Category 6A—this is a new category that was finalized in April 2008 in the American ANSI/TIA/EIA 568B.2-10 standard and at the end of 2009 in the international ISO/IEC 11801 Amendment 2 standard. This “new” category is referred to as “Augmented Category 6” or “Category 6A”. It was developed specifically for the new 10GBaseT Ethernet protocol in mind. Category 6A offers 500 MHz bandwidth and thus is suitable for the most data-intensive applications used on metallic computer networks. You can learn more about the 10GBaseT protocol as well as Category 6A further on in this catalogue.

Category 7—this category was first mentioned in 1997, however, its specification was not finished before 2002. Category 7 was specified in the CENELEC EN 50173:2002 and ISO/IEC 11801:2002 standards but for installation cables only. In the ANSI/TIA/EIA standards Category 7 is not mentioned. The bandwidth that is defined for Category 7 is 600 MHz.

Category 7A—a new category that has just come into reality specifying installation cables up to 1000 MHz. The primary purpose for introducing Category 7A was to keep sufficient bandwidth distance from Augmented Category 6.

In the ISO/IEC 11801 and CENELEC EN 50173 generic cabling documents, further copper cabling distinctions referred to as “Classes” were introduced. Classes are used for classifying the permanent link or channel performance rather than for rating individual cabling components. The brief description of all classes as specified in the ISO/IEC and CENELEC standards is the following:

Class A – specifies analogue voice telephony with the bandwidth of up to 10 KHz.

Class B – defines frequencies up to 1 MHz for voice and slow data links (i.e. IBM 3270 terminals etc.)
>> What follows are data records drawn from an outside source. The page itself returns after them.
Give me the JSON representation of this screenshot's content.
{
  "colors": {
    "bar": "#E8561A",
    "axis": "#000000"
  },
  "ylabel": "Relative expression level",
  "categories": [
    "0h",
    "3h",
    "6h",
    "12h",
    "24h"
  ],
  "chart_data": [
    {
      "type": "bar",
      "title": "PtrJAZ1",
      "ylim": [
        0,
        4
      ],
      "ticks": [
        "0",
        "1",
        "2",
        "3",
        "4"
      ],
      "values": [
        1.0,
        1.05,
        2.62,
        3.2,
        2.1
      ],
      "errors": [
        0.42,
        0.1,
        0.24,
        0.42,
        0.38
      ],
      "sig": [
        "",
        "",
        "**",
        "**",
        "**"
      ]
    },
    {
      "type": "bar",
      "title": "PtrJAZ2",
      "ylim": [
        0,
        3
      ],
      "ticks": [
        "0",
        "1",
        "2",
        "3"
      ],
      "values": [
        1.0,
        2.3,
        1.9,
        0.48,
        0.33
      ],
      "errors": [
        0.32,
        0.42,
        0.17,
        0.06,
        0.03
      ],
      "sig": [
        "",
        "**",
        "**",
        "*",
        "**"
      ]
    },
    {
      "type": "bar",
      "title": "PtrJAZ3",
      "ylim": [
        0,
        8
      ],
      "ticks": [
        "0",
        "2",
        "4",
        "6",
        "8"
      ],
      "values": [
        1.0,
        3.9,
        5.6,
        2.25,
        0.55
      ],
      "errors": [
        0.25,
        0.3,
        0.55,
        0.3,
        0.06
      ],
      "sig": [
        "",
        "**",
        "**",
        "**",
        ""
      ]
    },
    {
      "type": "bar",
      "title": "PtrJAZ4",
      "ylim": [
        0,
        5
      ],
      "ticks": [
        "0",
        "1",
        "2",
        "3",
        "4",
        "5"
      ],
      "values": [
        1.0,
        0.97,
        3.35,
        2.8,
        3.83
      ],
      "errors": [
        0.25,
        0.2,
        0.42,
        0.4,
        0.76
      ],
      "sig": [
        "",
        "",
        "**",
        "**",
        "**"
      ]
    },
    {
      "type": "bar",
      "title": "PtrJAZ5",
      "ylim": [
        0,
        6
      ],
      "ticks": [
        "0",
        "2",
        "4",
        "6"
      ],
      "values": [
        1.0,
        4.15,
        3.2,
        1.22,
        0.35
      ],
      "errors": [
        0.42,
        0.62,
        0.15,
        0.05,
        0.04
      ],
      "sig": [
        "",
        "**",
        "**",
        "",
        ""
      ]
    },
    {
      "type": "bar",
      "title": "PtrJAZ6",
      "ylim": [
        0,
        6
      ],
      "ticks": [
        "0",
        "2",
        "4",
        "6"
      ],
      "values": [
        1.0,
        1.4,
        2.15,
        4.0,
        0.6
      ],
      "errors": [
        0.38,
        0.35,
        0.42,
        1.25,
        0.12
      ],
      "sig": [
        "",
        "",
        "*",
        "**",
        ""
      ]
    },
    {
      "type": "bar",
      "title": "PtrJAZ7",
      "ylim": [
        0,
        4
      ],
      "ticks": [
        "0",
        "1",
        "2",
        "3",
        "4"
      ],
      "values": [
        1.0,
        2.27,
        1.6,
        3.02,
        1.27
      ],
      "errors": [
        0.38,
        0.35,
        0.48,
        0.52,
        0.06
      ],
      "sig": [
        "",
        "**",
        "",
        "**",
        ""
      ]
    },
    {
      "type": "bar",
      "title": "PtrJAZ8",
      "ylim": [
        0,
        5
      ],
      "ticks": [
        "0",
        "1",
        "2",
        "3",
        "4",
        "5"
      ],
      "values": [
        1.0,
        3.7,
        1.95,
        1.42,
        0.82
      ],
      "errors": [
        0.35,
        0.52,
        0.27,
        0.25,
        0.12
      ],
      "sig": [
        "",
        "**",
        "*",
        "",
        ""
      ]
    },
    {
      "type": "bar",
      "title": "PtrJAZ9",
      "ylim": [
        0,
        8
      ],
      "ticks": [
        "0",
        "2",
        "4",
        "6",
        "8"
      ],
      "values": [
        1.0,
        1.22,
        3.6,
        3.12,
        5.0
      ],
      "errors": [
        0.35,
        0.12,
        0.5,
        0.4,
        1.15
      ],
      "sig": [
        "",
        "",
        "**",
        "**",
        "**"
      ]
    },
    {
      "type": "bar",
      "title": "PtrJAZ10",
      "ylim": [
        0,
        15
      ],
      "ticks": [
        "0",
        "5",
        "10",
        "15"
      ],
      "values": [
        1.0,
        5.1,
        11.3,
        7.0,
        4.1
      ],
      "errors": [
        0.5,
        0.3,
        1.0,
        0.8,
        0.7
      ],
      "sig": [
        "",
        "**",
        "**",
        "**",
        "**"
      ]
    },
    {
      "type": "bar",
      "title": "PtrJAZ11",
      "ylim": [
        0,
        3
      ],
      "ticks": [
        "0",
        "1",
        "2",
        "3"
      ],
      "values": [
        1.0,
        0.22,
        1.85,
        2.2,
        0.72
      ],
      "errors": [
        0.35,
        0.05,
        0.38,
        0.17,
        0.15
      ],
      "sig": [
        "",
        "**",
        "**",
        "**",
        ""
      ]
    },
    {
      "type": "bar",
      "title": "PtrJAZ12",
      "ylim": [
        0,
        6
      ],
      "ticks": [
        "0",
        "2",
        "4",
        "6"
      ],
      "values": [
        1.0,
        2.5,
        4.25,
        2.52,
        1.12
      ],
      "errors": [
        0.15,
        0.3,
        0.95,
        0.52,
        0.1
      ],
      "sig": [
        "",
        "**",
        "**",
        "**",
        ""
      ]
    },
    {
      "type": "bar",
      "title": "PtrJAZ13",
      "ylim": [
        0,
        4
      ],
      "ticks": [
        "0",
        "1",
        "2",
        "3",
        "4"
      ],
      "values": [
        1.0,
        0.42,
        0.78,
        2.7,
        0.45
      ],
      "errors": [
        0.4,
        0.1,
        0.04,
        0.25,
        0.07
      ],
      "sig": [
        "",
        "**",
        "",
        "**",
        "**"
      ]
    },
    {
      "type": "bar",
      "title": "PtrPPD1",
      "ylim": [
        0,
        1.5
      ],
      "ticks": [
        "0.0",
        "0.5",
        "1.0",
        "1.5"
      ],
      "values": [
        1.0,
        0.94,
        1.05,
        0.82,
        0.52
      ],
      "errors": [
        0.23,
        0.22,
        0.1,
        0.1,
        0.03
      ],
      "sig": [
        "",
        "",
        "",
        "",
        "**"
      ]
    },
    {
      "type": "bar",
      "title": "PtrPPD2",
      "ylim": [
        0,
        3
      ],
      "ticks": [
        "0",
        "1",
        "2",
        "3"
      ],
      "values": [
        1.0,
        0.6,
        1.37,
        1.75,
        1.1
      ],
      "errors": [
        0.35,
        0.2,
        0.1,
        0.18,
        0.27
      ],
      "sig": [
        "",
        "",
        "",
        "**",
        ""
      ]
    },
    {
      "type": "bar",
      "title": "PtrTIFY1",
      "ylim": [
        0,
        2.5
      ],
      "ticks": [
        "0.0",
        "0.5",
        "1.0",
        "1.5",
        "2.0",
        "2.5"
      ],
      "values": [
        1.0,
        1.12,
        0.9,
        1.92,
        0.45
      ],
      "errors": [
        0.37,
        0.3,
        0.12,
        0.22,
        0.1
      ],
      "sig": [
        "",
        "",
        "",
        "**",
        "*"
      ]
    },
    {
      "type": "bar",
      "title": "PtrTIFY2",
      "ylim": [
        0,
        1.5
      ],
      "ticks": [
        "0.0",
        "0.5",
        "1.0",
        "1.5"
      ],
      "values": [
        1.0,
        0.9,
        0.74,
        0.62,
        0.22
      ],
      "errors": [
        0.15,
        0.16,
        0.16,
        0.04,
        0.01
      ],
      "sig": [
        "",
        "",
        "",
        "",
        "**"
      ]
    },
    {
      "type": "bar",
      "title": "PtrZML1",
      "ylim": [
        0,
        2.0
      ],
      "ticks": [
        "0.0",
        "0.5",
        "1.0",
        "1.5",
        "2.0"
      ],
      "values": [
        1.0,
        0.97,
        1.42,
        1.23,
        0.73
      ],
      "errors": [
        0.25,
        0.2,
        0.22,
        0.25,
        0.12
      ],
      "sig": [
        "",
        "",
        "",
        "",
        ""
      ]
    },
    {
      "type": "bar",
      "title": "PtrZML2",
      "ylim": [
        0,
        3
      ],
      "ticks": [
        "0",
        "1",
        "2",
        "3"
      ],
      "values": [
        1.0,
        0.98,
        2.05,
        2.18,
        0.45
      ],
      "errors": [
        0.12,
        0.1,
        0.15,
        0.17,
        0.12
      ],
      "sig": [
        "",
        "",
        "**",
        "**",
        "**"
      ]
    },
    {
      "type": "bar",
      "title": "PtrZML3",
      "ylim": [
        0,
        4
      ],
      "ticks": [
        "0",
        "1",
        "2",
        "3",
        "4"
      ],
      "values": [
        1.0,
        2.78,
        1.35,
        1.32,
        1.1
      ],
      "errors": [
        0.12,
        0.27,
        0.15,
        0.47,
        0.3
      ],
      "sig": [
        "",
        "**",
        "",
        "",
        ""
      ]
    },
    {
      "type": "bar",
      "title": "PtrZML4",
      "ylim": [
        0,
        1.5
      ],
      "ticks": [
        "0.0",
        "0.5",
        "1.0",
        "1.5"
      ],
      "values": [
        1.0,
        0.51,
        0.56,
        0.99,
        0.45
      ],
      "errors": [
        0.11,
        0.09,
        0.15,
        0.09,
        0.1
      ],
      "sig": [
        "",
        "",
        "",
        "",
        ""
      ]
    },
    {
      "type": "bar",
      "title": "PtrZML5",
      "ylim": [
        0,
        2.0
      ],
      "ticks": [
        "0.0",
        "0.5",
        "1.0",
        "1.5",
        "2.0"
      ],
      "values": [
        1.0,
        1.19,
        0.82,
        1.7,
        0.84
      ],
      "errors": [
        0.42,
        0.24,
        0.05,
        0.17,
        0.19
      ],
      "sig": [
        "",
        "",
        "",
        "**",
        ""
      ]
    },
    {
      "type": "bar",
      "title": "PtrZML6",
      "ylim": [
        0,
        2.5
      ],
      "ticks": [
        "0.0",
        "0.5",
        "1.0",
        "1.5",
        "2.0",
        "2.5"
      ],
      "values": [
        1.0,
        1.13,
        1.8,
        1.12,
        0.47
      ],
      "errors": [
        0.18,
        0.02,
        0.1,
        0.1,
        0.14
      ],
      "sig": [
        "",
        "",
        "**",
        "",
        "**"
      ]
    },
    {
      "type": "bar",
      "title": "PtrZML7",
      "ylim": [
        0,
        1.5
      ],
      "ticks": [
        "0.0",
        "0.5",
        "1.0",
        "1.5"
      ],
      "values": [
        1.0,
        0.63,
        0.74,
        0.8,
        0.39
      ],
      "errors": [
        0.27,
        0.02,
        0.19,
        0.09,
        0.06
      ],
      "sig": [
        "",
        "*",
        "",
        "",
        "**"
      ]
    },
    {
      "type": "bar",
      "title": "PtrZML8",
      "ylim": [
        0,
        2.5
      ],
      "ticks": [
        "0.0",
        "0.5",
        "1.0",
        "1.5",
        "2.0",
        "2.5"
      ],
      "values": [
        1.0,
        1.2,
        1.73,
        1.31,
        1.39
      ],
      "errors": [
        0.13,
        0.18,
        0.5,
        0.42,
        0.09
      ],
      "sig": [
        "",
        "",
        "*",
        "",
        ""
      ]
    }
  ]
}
Class C – this class corresponds to permanent link and channel performances using Category 3 components. Similarly to Category 3, it covers the bandwidth of up to 16 MHz. Its primary application today is to classify telephone distribution systems.

Class D – the class was first ratified in 1995 and updated in 2000. Today Class D covers permanent link and channel topologies built with Category 5E cables and connecting hardware with the bandwidth of up to 100 MHz.

Class E – this class was specified in 2002 and corresponds to data links with Category 6 components with the bandwidth of up to 250 MHz.

Class EA – this is a new class that was defined at the end of 2009 in ISO/IEC 11801 Amendment 2. Class EA specifies permanent link and channel systems up to 500 MHz. Similarly to Category 6A, Class EA links are aimed to be used with the 10GBaseT protocol.

Class F – this class covers the standard bandwidth of up to 600 MHz and corresponds to Category 7 links.

Class FA – with reference to Class EA and its 500 MHz frequency, it was necessary to re-define the original Class F with a new class with 1,000 MHz bandwidth named Class FA. As with Category 7/Class F, the Category 7A/Class FA document specifies double shielded installation cables only.